Travailler de concert avec les MEDEF des métropoles s’avère capital pour répondre aux futurs enjeux, Nous sommes face à des défis qui vont au-delà du cadre national : la double transition écologique et numérique relève d’une action collective. Pour atteindre la neutralité carbone à l’horizon 2050, les métropoles joueront un rôle clé. Étant au carrefour des enjeux de mobilité, de logement, d’interconnexion des villes au reste du territoire, du maintien des flux économiques, les métropoles générèrent trois quart de la croissance de la France (OCDE).
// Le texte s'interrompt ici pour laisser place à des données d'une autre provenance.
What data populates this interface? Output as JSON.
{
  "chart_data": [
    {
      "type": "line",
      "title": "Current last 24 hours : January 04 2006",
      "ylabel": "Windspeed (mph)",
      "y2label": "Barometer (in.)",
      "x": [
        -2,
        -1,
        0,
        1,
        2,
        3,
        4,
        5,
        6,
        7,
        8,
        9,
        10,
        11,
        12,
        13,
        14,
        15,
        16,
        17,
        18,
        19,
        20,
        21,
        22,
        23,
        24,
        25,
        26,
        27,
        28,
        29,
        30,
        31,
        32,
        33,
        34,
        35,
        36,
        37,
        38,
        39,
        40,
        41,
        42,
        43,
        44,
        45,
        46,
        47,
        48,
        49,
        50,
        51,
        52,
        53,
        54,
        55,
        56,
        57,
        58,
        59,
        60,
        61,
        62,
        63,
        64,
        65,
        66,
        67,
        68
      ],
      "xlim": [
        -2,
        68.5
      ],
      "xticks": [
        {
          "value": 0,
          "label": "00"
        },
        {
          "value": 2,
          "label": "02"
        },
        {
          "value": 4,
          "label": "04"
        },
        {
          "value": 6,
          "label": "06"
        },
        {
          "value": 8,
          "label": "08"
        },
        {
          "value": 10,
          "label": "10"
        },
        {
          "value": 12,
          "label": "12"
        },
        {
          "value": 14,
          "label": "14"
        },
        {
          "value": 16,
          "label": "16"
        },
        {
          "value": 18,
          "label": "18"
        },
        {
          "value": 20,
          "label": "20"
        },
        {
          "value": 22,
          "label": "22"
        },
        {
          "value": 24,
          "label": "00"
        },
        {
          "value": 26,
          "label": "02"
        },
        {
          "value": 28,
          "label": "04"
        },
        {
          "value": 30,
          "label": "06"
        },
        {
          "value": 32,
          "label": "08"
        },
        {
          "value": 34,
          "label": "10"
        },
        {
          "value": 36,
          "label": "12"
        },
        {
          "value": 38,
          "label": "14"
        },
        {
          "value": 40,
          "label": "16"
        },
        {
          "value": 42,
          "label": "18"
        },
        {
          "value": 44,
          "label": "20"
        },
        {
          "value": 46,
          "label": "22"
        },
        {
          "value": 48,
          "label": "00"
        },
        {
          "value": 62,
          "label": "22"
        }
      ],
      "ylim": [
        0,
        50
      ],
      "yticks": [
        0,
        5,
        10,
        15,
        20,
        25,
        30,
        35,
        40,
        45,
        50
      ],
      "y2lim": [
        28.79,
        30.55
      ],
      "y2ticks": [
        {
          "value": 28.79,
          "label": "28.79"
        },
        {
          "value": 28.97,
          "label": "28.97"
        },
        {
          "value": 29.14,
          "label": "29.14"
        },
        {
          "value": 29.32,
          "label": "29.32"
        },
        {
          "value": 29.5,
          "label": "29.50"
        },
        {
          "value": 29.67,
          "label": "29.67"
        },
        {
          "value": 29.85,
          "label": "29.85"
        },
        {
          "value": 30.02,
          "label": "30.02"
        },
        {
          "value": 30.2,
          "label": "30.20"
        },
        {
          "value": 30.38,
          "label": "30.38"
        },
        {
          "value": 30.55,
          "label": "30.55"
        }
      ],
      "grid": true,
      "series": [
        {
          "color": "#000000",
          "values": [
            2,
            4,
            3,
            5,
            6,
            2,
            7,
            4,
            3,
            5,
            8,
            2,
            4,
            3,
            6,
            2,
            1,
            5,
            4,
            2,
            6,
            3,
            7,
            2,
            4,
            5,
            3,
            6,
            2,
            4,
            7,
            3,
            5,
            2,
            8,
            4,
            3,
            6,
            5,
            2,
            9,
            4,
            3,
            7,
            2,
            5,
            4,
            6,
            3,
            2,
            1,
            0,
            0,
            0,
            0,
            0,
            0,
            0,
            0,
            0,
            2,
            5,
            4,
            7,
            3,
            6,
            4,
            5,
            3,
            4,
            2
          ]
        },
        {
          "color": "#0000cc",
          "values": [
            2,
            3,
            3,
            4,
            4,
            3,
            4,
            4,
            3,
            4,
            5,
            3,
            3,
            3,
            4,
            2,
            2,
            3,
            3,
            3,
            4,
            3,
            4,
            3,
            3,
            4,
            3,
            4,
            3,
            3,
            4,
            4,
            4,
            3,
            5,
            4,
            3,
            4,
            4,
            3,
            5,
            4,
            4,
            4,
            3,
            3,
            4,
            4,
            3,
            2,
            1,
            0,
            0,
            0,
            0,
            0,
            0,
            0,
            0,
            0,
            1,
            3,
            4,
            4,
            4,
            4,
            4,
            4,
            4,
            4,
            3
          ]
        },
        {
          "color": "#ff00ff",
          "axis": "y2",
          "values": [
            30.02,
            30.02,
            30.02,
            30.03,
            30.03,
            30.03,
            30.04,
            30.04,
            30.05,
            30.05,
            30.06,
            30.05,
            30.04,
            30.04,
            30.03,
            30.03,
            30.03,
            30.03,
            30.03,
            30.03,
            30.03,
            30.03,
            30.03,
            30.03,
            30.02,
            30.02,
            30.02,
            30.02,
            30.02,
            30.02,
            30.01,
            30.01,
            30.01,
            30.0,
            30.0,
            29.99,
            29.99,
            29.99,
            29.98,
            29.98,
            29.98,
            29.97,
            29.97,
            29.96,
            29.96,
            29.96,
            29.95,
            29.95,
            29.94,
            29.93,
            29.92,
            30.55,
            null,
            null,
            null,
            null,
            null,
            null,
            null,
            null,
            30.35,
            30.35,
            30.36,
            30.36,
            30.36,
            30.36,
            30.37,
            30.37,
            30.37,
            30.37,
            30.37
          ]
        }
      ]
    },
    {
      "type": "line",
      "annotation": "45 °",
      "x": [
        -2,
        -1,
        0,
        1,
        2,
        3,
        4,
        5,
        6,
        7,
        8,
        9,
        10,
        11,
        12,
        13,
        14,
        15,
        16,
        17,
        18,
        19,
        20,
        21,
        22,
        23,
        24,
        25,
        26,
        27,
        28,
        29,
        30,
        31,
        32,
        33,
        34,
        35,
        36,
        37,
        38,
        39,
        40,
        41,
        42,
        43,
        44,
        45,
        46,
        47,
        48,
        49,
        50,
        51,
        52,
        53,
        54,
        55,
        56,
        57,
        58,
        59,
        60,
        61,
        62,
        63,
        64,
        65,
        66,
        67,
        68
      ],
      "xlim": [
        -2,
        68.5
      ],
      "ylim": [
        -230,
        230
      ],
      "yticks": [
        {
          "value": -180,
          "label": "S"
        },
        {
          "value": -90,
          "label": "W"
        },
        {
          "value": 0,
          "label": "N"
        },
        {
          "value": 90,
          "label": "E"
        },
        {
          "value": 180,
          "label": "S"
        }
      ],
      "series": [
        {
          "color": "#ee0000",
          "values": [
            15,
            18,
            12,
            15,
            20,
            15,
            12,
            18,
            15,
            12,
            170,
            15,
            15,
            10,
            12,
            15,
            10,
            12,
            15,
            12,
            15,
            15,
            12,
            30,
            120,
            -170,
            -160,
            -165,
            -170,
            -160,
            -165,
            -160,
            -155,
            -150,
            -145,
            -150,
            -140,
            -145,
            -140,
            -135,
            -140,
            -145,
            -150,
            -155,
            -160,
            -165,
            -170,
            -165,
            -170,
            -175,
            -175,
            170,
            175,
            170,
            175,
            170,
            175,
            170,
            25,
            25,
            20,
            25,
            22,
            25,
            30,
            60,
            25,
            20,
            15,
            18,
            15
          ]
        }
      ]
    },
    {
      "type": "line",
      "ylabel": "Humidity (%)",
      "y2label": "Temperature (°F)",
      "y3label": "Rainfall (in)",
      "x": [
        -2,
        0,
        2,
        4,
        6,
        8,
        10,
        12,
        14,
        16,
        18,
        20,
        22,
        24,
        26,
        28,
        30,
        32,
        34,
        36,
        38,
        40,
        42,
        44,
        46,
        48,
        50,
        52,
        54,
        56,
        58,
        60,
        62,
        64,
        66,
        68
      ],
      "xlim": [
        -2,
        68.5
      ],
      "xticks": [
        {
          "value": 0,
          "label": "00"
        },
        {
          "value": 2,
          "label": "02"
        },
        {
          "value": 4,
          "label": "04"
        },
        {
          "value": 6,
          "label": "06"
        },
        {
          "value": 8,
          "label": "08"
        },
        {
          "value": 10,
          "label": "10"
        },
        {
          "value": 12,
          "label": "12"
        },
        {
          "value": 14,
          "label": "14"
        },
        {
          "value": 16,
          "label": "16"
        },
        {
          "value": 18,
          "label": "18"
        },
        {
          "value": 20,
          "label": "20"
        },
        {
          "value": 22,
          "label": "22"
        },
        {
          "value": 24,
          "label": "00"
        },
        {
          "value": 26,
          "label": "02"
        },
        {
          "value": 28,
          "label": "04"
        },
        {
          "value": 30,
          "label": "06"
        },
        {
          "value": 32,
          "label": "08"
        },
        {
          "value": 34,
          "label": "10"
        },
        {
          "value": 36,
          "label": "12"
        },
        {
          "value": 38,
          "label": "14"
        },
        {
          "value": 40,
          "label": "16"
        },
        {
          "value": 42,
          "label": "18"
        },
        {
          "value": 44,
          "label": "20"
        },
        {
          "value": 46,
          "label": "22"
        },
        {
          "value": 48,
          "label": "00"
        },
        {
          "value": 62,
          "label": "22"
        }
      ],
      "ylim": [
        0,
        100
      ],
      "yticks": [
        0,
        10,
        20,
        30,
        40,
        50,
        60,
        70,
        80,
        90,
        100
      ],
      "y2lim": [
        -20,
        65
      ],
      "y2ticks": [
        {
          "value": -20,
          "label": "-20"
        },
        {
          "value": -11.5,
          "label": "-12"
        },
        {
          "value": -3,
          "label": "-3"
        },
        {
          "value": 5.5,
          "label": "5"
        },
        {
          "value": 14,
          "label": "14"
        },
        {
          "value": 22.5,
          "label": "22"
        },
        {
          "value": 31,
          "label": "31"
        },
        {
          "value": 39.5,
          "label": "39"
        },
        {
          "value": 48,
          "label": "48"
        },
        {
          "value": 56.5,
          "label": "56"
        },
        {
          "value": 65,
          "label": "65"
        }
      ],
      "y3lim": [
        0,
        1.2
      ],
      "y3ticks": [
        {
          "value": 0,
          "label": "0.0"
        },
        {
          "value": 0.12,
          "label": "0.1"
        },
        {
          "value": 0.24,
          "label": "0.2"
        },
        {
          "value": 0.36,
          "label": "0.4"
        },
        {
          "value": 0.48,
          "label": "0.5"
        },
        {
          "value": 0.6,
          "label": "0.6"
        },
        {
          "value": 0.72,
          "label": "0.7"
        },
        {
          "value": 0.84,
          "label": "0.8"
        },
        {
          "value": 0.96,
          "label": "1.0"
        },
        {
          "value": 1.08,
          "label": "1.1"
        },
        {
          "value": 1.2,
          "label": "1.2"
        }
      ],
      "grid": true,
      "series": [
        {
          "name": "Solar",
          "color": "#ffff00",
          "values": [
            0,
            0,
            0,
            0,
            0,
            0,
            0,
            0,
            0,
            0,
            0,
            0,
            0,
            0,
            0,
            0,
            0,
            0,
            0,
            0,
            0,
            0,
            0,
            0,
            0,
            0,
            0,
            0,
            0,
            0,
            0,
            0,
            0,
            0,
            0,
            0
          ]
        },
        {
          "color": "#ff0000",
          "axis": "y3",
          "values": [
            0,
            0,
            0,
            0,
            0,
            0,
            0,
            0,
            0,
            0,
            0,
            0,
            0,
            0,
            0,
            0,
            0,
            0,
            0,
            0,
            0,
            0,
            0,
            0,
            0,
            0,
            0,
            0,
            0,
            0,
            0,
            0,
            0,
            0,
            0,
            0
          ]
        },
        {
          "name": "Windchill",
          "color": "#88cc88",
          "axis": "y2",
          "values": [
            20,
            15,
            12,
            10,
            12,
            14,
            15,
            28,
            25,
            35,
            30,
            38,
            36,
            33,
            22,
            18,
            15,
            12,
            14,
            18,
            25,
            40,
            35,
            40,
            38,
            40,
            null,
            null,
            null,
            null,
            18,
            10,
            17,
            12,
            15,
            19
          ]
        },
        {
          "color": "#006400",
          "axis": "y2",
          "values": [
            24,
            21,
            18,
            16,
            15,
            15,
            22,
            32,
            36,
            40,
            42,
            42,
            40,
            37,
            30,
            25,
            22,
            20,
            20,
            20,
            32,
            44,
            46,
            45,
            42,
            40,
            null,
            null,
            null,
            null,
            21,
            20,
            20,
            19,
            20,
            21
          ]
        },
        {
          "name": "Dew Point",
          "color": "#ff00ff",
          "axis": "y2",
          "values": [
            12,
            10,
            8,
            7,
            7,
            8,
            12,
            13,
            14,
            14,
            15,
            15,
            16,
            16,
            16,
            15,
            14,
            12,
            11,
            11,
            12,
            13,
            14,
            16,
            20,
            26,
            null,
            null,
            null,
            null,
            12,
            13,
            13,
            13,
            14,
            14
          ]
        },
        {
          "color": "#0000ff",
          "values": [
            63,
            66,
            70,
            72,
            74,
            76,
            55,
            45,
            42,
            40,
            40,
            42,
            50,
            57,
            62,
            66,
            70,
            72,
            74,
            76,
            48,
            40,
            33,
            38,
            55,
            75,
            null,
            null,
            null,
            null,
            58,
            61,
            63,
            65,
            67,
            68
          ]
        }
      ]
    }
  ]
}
Il est impératif de resserrer le maillage territorial autour des défis prioritaires et qui requièrent une coopération renforcée. À ce titre, je souhaite ainsi davantage partager les travaux du comité des métropoles, avec nos adhérents, pour renforcer leur caractère opérationnel.

La Rencontre des Entrepreneurs de France (La REF), est devenue un événement incontournable de la rentrée économique et politique. Comment voyez-vous son évolution dans les prochaines années ?

En effet, la Rencontre des Entrepreneurs de France marque fortement la rentrée économique et politique. Le succès de cet évènement tient à sa capacité d'innovation et son potentiel de « démultiplication ». Chaque année, nous proposons aux participants d'aborder des sujets variés et très anglés. Une deuxième scène permet d'évoquer des thématiques très entrepreneuriales : le secret des licornes l’année dernière, l’engagement des entreprises cette année. Nous avons créé la REF Francophone qui est désormais itinérante et se déroule chaque année dans un pays différent de l’espace francophone. Nous déclinons la REF tout au long de l’année avec les REF Thema et les MEDEF territoriaux produisent des REF locales. La marque s’installe et pour durer, elle devra continuer à surprendre. C’est un défi passionnant et je sais que notre réseau regorge d'idées.